The mysterious barrier depends primarily on the traveler's fluency in the language. From this everything else follows- how familiar he is with the mentality of the country, if he has lived in it before- in a word, if he has learned this language artificially (from native-speakers while in another country) or naturally (living in the country itself). This knowledge and familiarity consequently influences the degree to which you are brainwashed and your personality drained along with blood and sleep as you cross the border.


But I can arrange a mind-blowing time-lapse artificially if I so wished, or our friend Stas Stassych, who very gallantly but politely offered an acid trip when he saw me gazing with a film over my eyes at the huge neon Pepsi commercial on Pushkin Square at one in the morning- that is not the most horrible and indescribable part- that forgetfulness of Rip Van Winkle when you wander in to wherever you're going to be staying after the airport, or especially the unreality of the huge stretch of highway that you see before you in a car. You don't believe in it, it does not fit with your understanding of what the world is like, and though you perfectly comprehend that simple, transparent language on the billboards, and its meaning vaguely familiar to you, the luridness of that familiarity is covered partially by a haze- you don't catch all the nuances straight away, taking in everything with exaggerated scorn because inside you lack a point of view to judge from, your aggressive cynicisms are only to fill that searing emptiness left.

Before arriving in the United States, living in Russia for a year, and writing this Lexicon, I knew that by immersing myself so fully into one world only to suddenly disappear into another, I would find myself existing without a personality, as it so happened during my first few days in Russia. But in Russia I was still inexperienced, and when people told me things about myself that couldn't have been true because they never had been true, I didn't believe them, until once I saw myself finally through their eyes, and realized they were right, not because I had changed, but because my context had changed. In very simple terms, I behave differently in English than I do in Russian. In English I am confident, arrogant, very talkative, and entirely independent from point of view.

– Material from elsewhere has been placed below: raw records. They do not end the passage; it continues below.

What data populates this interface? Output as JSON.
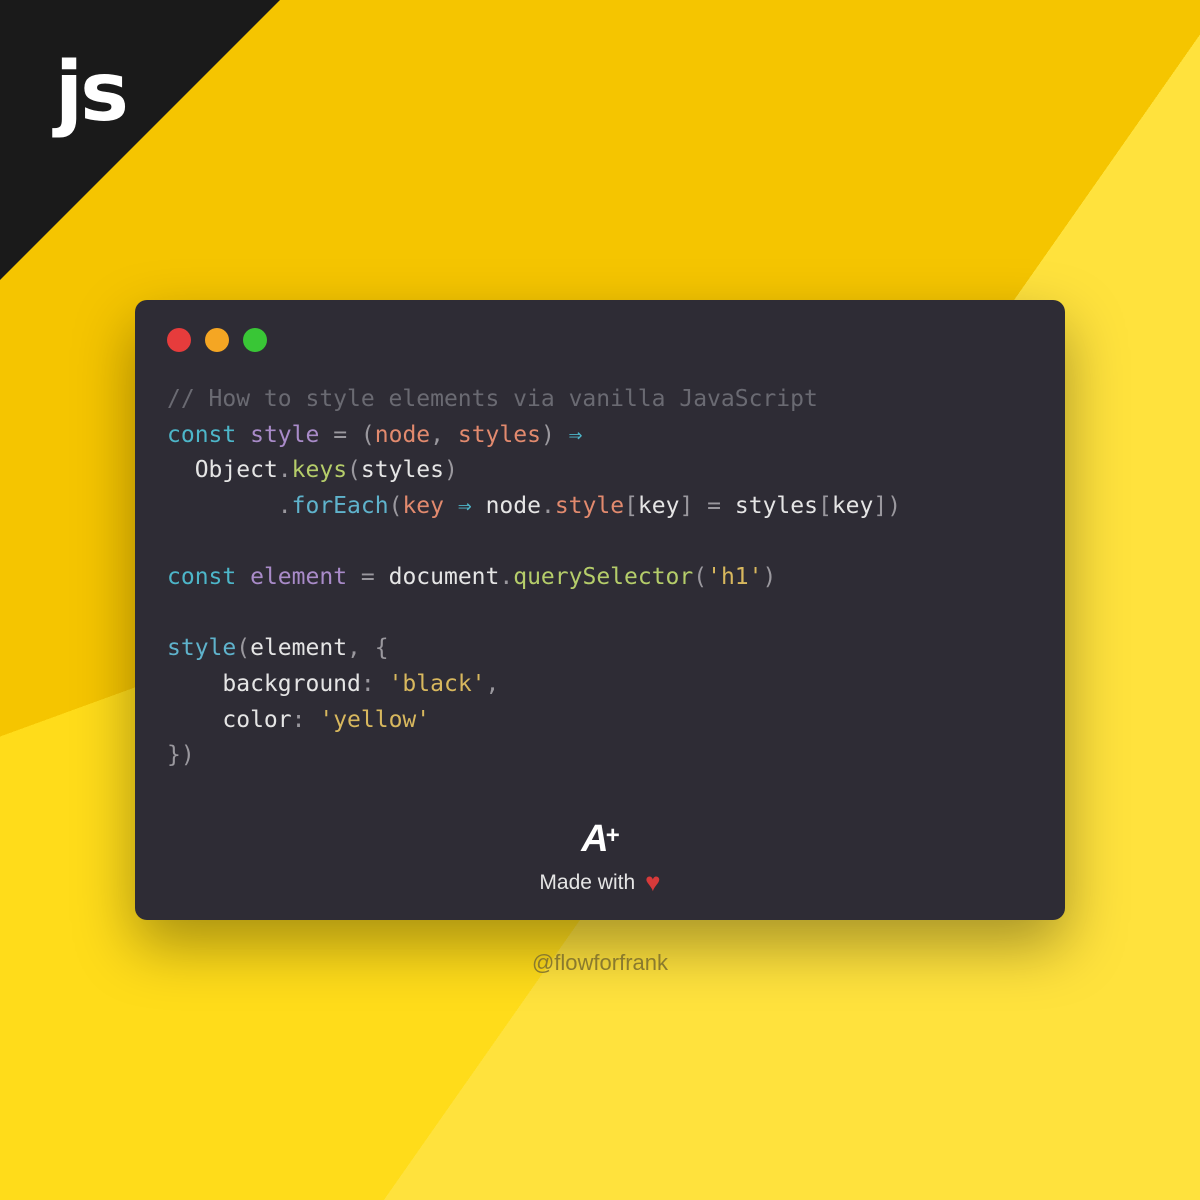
{
  "corner": {
    "label": "js"
  },
  "code": {
    "comment": "// How to style elements via vanilla JavaScript",
    "line1": {
      "const": "const",
      "style": "style",
      "eq": " = (",
      "node": "node",
      "comma": ", ",
      "styles": "styles",
      "close": ") ",
      "arrow": "⇒"
    },
    "line2": {
      "indent": "  ",
      "Object": "Object",
      "dot": ".",
      "keys": "keys",
      "open": "(",
      "styles": "styles",
      "close": ")"
    },
    "line3": {
      "indent": "        ",
      "dot": ".",
      "forEach": "forEach",
      "open": "(",
      "key": "key",
      "sp": " ",
      "arrow": "⇒",
      "sp2": " ",
      "node": "node",
      "dot2": ".",
      "styleProp": "style",
      "br1": "[",
      "key2": "key",
      "br2": "]",
      "eq": " = ",
      "styles": "styles",
      "br3": "[",
      "key3": "key",
      "br4": "])"
    },
    "line5": {
      "const": "const",
      "element": "element",
      "eq": " = ",
      "document": "document",
      "dot": ".",
      "querySelector": "querySelector",
      "open": "(",
      "h1": "'h1'",
      "close": ")"
    },
    "line7": {
      "style": "style",
      "open": "(",
      "element": "element",
      "comma": ", {"
    },
    "line8": {
      "indent": "    ",
      "background": "background",
      "colon": ": ",
      "black": "'black'",
      "comma": ","
    },
    "line9": {
      "indent": "    ",
      "color": "color",
      "colon": ": ",
      "yellow": "'yellow'"
    },
    "line10": {
      "close": "})"
    }
  },
  "footer": {
    "logoA": "A",
    "logoPlus": "+",
    "madeWith": "Made with",
    "heart": "♥"
  },
  "attribution": "@flowforfrank"
}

In Russian my voice shakes, I tend to listen more than speak though I may be just as confident of my opinion and how to articulate it. But to generalize these moments is banal, because the most important and unnoticeable change that comes over you is your perception. Having held a point of view that has earned you perceptiveness and accuracy, you believe in your own system of logic as an objective one, you consider yourself intelligent because you are able to understand and predict things easily in most situations- you are used to walking in the street with your head held high because you know what the clothes that you are wearing will evoke in the eyes of the student with orange hair carrying a copy of Nietzsche over on Bleeker Street, that although you have never had a direct confrontation with a municipal authority figure, you can predict how you should most likely behave.